Enrollment in higher education generally has dropped during the pandemic. The National Student Clearinghouse Research Center reports that colleges and universities lost 1.3 million students between the spring of 2020 and 2022. The state Higher Education Coordinating Commission will release fall 2022-23 enrollment data for Oregon’s public universities in November.

It cost first-year undergraduate students an average of $35,535 to attend the University of Portland during the 2020-21 school year, according to the National Center for Education Statistics. In comparison, it cost an average of $18,556 to attend the University of Oregon and an average of $20,318 to attend Oregon State University that year.

The withdrawals will cost University of Portland $2.3 million in first-year enrollment revenue and $3.9 million from students expected to live in dorm rooms, Barger’s email said. Retention was down to 86% from an estimated 90%, costing the school almost a million dollars. And summer tuition was down from $6 million to $4.6 million. The school also ended up offering slightly more in scholarships than anticipated, according to Barger’s email. University of Portland was already budgeting for a $4.5 million deficit as it attempts to “grow (its) way back to a sustainable bottom line” following the COVID years, Barger’s email said. With the additional loss in expected revenue, the university is facing a $13.4 million budget deficit.

“We won’t end up there, of course, because we are addressing this,” Barger wrote in an email to The Oregonian/OregonLive.

The impact is big enough that it can’t be offset elsewhere in the budget, Barger told faculty. The school doesn’t have an especially large endowment, he wrote, and it doesn’t draw state funding.

The university has paused most hiring and said it could save money by leaving vacant 80 staff and 13 faculty positions. Administrators are not considering cutting faculty or staff salaries, Barger’s email said, but they could consider changes to retirement and other benefits. The school has reduced its contribution to staff retirement accounts from 11% to 5% temporarily while it works out a permanent plan.

Jeff Gauthier, professor of philosophy and the chair of the University of Portland faculty senate, said his peers appreciate that the school administration has been transparent about the budget constraints and that their salaries will remain intact.

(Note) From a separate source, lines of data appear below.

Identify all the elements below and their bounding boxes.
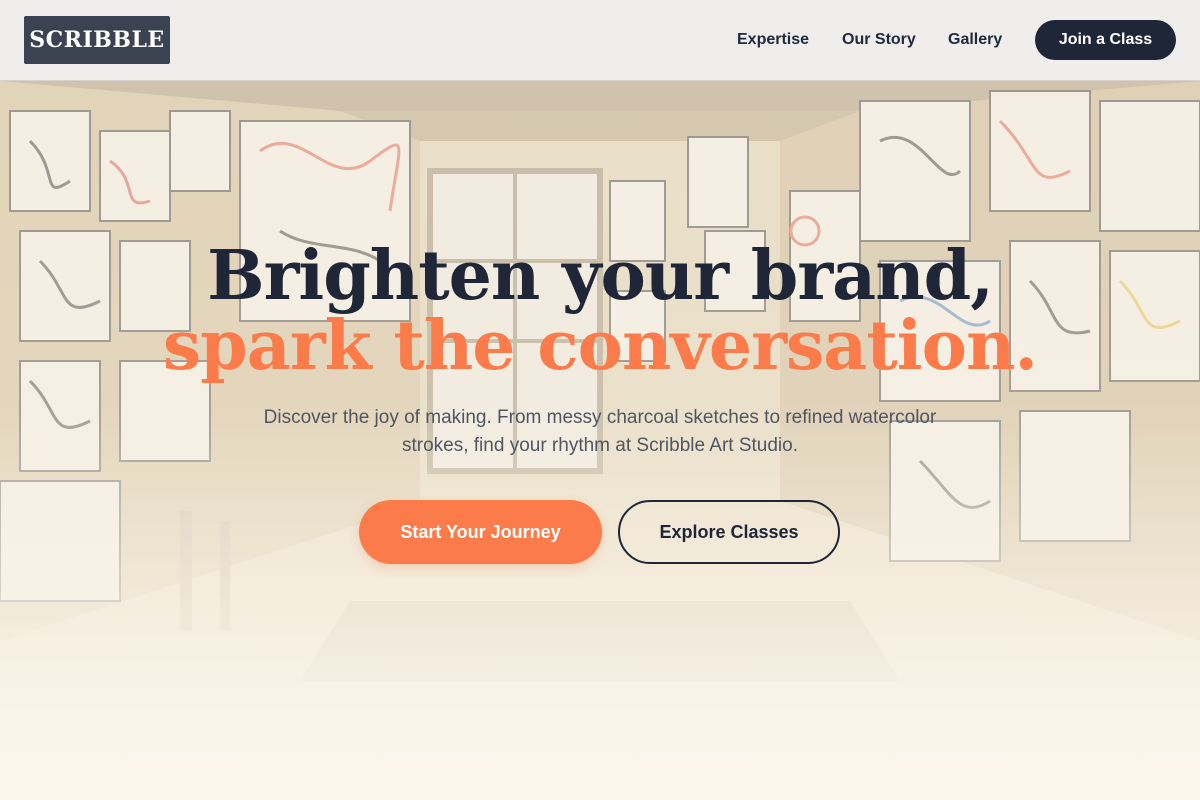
- join-class-button[interactable]: Join a Class: [1035, 20, 1176, 60]
- start-journey-button[interactable]: Start Your Journey: [359, 500, 602, 564]
- nav-link-our-story[interactable]: Our Story: [842, 29, 916, 51]
- nav-link-expertise[interactable]: Expertise: [737, 29, 809, 51]
- explore-classes-button[interactable]: Explore Classes: [618, 500, 840, 564]
- logo-text: SCRIBBLE: [29, 27, 165, 53]
- logo[interactable]: SCRIBBLE: [24, 16, 170, 64]
- hero-headline-line2: spark the conversation.: [162, 306, 1038, 386]
- site-header: SCRIBBLE Expertise Our Story Gallery Joi…: [0, 0, 1200, 81]
- nav-link-gallery[interactable]: Gallery: [948, 29, 1002, 51]
- hero-subtext: Discover the joy of making. From messy c…: [263, 407, 937, 456]
- hero-headline-line1: Brighten your brand,: [207, 236, 994, 316]
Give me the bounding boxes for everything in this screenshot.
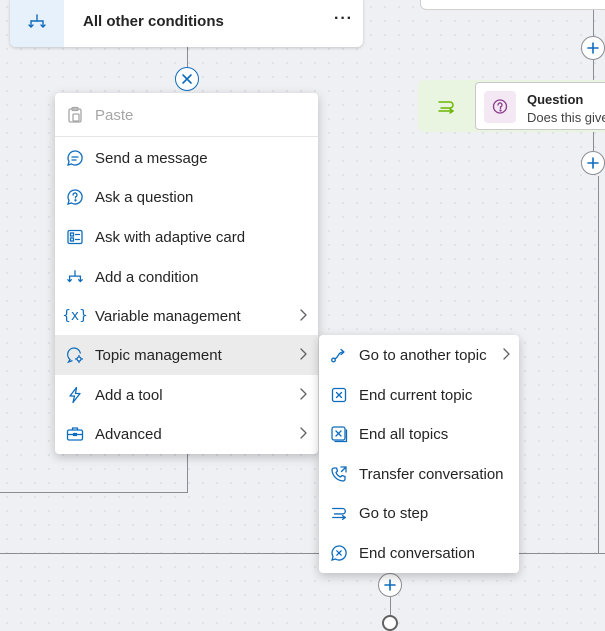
submenu-item-label: End all topics [359,425,449,443]
branch-icon [65,267,85,287]
submenu-item-go-to-step[interactable]: Go to step [319,493,519,533]
topic-gear-icon [65,345,85,365]
menu-item-label: Advanced [95,425,162,443]
menu-item-label: Add a condition [95,268,199,286]
question-card[interactable]: Question Does this give [475,82,605,130]
end-topic-icon [329,385,349,405]
menu-item-paste[interactable]: Paste [55,95,318,135]
branch-icon [27,12,47,32]
plus-icon [384,579,396,591]
submenu-item-end-conversation[interactable]: End conversation [319,533,519,573]
menu-item-send-message[interactable]: Send a message [55,138,318,178]
menu-divider [55,136,318,137]
chevron-right-icon [298,387,308,401]
question-bubble-icon [65,187,85,207]
topic-management-submenu: Go to another topic End current topic En… [319,335,519,573]
submenu-item-label: Go to another topic [359,346,487,364]
question-title: Question [527,92,584,107]
submenu-item-label: End conversation [359,544,475,562]
add-node-button[interactable] [581,151,605,175]
connector-end-circle [382,615,398,631]
menu-item-label: Topic management [95,346,222,364]
go-to-step-icon [436,96,456,116]
variable-icon: {x} [62,308,88,324]
question-subtitle: Does this give [527,110,605,125]
menu-item-ask-question[interactable]: Ask a question [55,177,318,217]
menu-item-label: Ask with adaptive card [95,228,246,246]
connector-line [187,454,188,492]
menu-item-add-tool[interactable]: Add a tool [55,375,318,415]
lightning-icon [65,385,85,405]
submenu-item-end-current-topic[interactable]: End current topic [319,375,519,415]
redirect-icon [329,345,349,365]
connector-line [593,132,594,151]
condition-card[interactable]: All other conditions ··· [10,0,363,47]
chevron-right-icon [501,347,511,361]
plus-icon [587,157,599,169]
submenu-item-label: Transfer conversation [359,465,504,483]
menu-item-label: Add a tool [95,386,163,404]
connector-line [187,47,188,67]
chat-bubble-icon [65,148,85,168]
question-node[interactable]: Question Does this give [418,80,605,132]
chevron-right-icon [298,308,308,322]
menu-item-add-condition[interactable]: Add a condition [55,257,318,297]
add-node-button[interactable] [378,573,402,597]
add-node-button[interactable] [581,36,605,60]
connector-line [0,492,188,493]
toolbox-icon [65,424,85,444]
menu-item-label: Ask a question [95,188,194,206]
close-icon [181,73,193,85]
connector-line [598,176,599,553]
menu-item-advanced[interactable]: Advanced [55,414,318,454]
clipboard-icon [65,105,85,125]
submenu-item-label: Go to step [359,504,429,522]
transfer-phone-icon [329,464,349,484]
menu-item-adaptive-card[interactable]: Ask with adaptive card [55,217,318,257]
end-conversation-icon [329,543,349,563]
menu-item-topic-management[interactable]: Topic management [55,335,318,375]
menu-item-label: Send a message [95,149,208,167]
add-node-context-menu: Paste Send a message Ask a question Ask … [55,93,318,454]
menu-item-variable-management[interactable]: {x} Variable management [55,296,318,336]
condition-icon-box [10,0,64,47]
submenu-item-go-to-another-topic[interactable]: Go to another topic [319,335,519,375]
submenu-item-label: End current topic [359,386,473,404]
question-bubble-icon [491,98,509,116]
menu-item-label: Paste [95,106,134,124]
question-icon-box [484,91,516,123]
upper-node-card[interactable] [420,0,605,10]
connector-line [593,60,594,80]
go-to-step-icon [329,503,349,523]
condition-title: All other conditions [83,13,224,30]
submenu-item-transfer-conversation[interactable]: Transfer conversation [319,454,519,494]
chevron-right-icon [298,347,308,361]
close-menu-button[interactable] [175,67,199,91]
menu-item-label: Variable management [95,307,241,325]
more-options-button[interactable]: ··· [334,10,353,28]
adaptive-card-icon [65,227,85,247]
plus-icon [587,42,599,54]
chevron-right-icon [298,426,308,440]
end-all-topics-icon [329,424,349,444]
submenu-item-end-all-topics[interactable]: End all topics [319,414,519,454]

But he said no one is happy to see retirement benefits cut.

“We’re waiting and seeing how it’s going to impact us,” Gauthier said. “At this point there are a lot of unknowns out there and of course that doesn’t make faculty secure.”

Administrators are working on a plan for how to balance the budget and increase revenue, which they expect to have in place before the school’s fall break in October. When that new plan is announced, the hiring pause will end and retirement contributions will be adjusted to match the plan, Barger said in his email.

“Making these changes now will lessen the current year deficit and give us the time we need to formulate a more comprehensive, sustainable plan,” Barger wrote.